El gran salón del Sagrario de los Yshari era una enorme cámara octogonal con techos abovedados en los que se representaba la historia de los clanes de magos. Ocho grupos de puertas conducían a diversos pasillos y cámaras, aunque ninguna era tan grande como esta. Cada centímetro de pared estaba cubierto con espectaculares tapices. Las baldosas de piedra del suelo procedían de las tierras situadas más allá de los Mares Gemelos.
Cuando entré, Li-Ming se encontraba en el centro de la sala, examinando los diseños del suelo. Exceptuando nuestra presencia, la cámara estaba vacía.
—No quería irme sin avisarte —dijo cuando escuchó mis pasos—. Creía que, al menos, te debía eso.
—¿Y adónde te diriges? —pregunté.
—Hoy una estrella ha surcado el cielo y ha caído al oeste. Es la señal que esperaba. Al igual que yo, has leído los libros de la profecía. Sabes lo que significa. Esperábamos la invasión del Infierno hace veinte años y nunca sucedió. Las historias que oigo cada día en el zoco albergando sombrías noticias me han convencido. Ha llegado mi momento.
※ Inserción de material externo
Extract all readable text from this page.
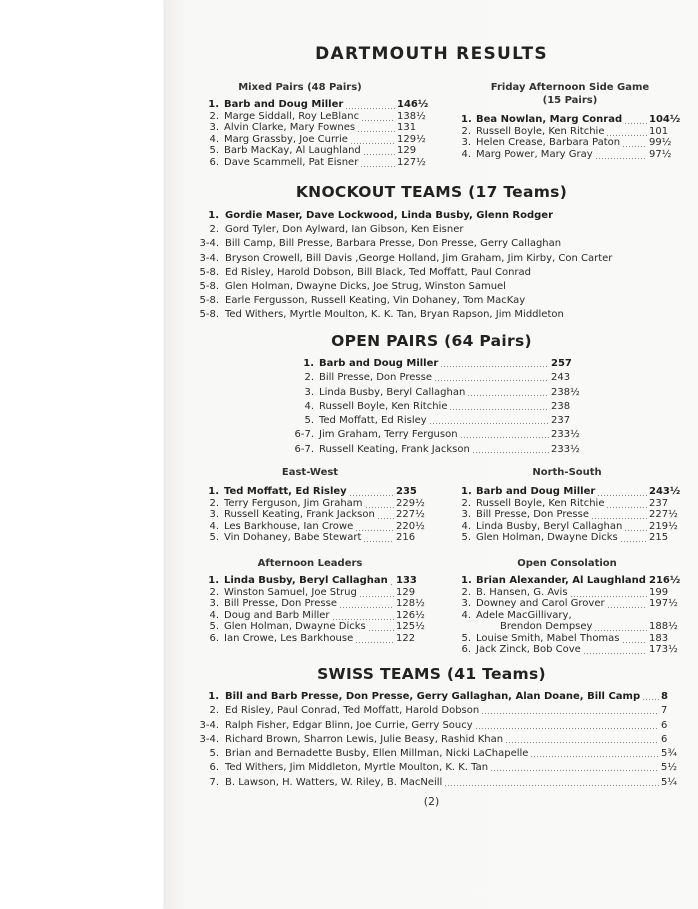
DARTMOUTH RESULTS
Mixed Pairs (48 Pairs)
1. Barb and Doug Miller	146½
2. Marge Siddall, Roy LeBlanc	138½
3. Alvin Clarke, Mary Fownes	131
4. Marg Grassby, Joe Currie	129½
5. Barb MacKay, Al Laughland	129
6. Dave Scammell, Pat Eisner	127½
Friday Afternoon Side Game
(15 Pairs)
1. Bea Nowlan, Marg Conrad	104½
2. Russell Boyle, Ken Ritchie	101
3. Helen Crease, Barbara Paton	99½
4. Marg Power, Mary Gray	97½
KNOCKOUT TEAMS (17 Teams)
1. Gordie Maser, Dave Lockwood, Linda Busby, Glenn Rodger
2. Gord Tyler, Don Aylward, Ian Gibson, Ken Eisner
3-4. Bill Camp, Bill Presse, Barbara Presse, Don Presse, Gerry Callaghan
3-4. Bryson Crowell, Bill Davis ,George Holland, Jim Graham, Jim Kirby, Con Carter
5-8. Ed Risley, Harold Dobson, Bill Black, Ted Moffatt, Paul Conrad
5-8. Glen Holman, Dwayne Dicks, Joe Strug, Winston Samuel
5-8. Earle Fergusson, Russell Keating, Vin Dohaney, Tom MacKay
5-8. Ted Withers, Myrtle Moulton, K. K. Tan, Bryan Rapson, Jim Middleton
OPEN PAIRS (64 Pairs)
1. Barb and Doug Miller	257
2. Bill Presse, Don Presse	243
3. Linda Busby, Beryl Callaghan	238½
4. Russell Boyle, Ken Ritchie	238
5. Ted Moffatt, Ed Risley	237
6-7. Jim Graham, Terry Ferguson	233½
6-7. Russell Keating, Frank Jackson	233½
East-West
1. Ted Moffatt, Ed Risley	235
2. Terry Ferguson, Jim Graham	229½
3. Russell Keating, Frank Jackson 227½
4. Les Barkhouse, Ian Crowe	220½
5. Vin Dohaney, Babe Stewart	216
North-South
1. Barb and Doug Miller	243½
2. Russell Boyle, Ken Ritchie	237
3. Bill Presse, Don Presse	227½
4. Linda Busby, Beryl Callaghan	219½
5. Glen Holman, Dwayne Dicks	215
Afternoon Leaders
1. Linda Busby, Beryl Callaghan 133
2. Winston Samuel, Joe Strug	129
3. Bill Presse, Don Presse	128½
4. Doug and Barb Miller	126½
5. Glen Holman, Dwayne Dicks	125½
6. Ian Crowe, Les Barkhouse	122
Open Consolation
1. Brian Alexander, Al Laughland 216½
2. B. Hansen, G. Avis	199
3. Downey and Carol Grover	197½
4. Adele MacGillivary,
Brendon Dempsey	188½
5. Louise Smith, Mabel Thomas	183
6. Jack Zinck, Bob Cove	173½
SWISS TEAMS (41 Teams)
1. Bill and Barb Presse, Don Presse, Gerry Gallaghan, Alan Doane, Bill Camp 8
2. Ed Risley, Paul Conrad, Ted Moffatt, Harold Dobson	7
3-4. Ralph Fisher, Edgar Blinn, Joe Currie, Gerry Soucy	6
3-4. Richard Brown, Sharron Lewis, Julie Beasy, Rashid Khan	6
5. Brian and Bernadette Busby, Ellen Millman, Nicki LaChapelle	5¾
6. Ted Withers, Jim Middleton, Myrtle Moulton, K. K. Tan	5½
7. B. Lawson, H. Watters, W. Riley, B. MacNeill	5¼
(2)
—Tu lugar está aquí, como estudiante del Sagrario de los Yshari. Eres una chispa peligrosa, y el mundo está seco y preparado para incendiarse. No puedes controlarte y lo que podrías hacer si te permitiese marchar sería peor que cualquier otra inimaginable fatalidad.
—No hay nada más que me puedas enseñar —dijo ella.
—¿Recuerdas el primer día que nos vimos, Li-Ming? Tienes más conocimientos que entonces, pero sin embargo has adquirido poca sabiduría. Si partes, solo serás una maga.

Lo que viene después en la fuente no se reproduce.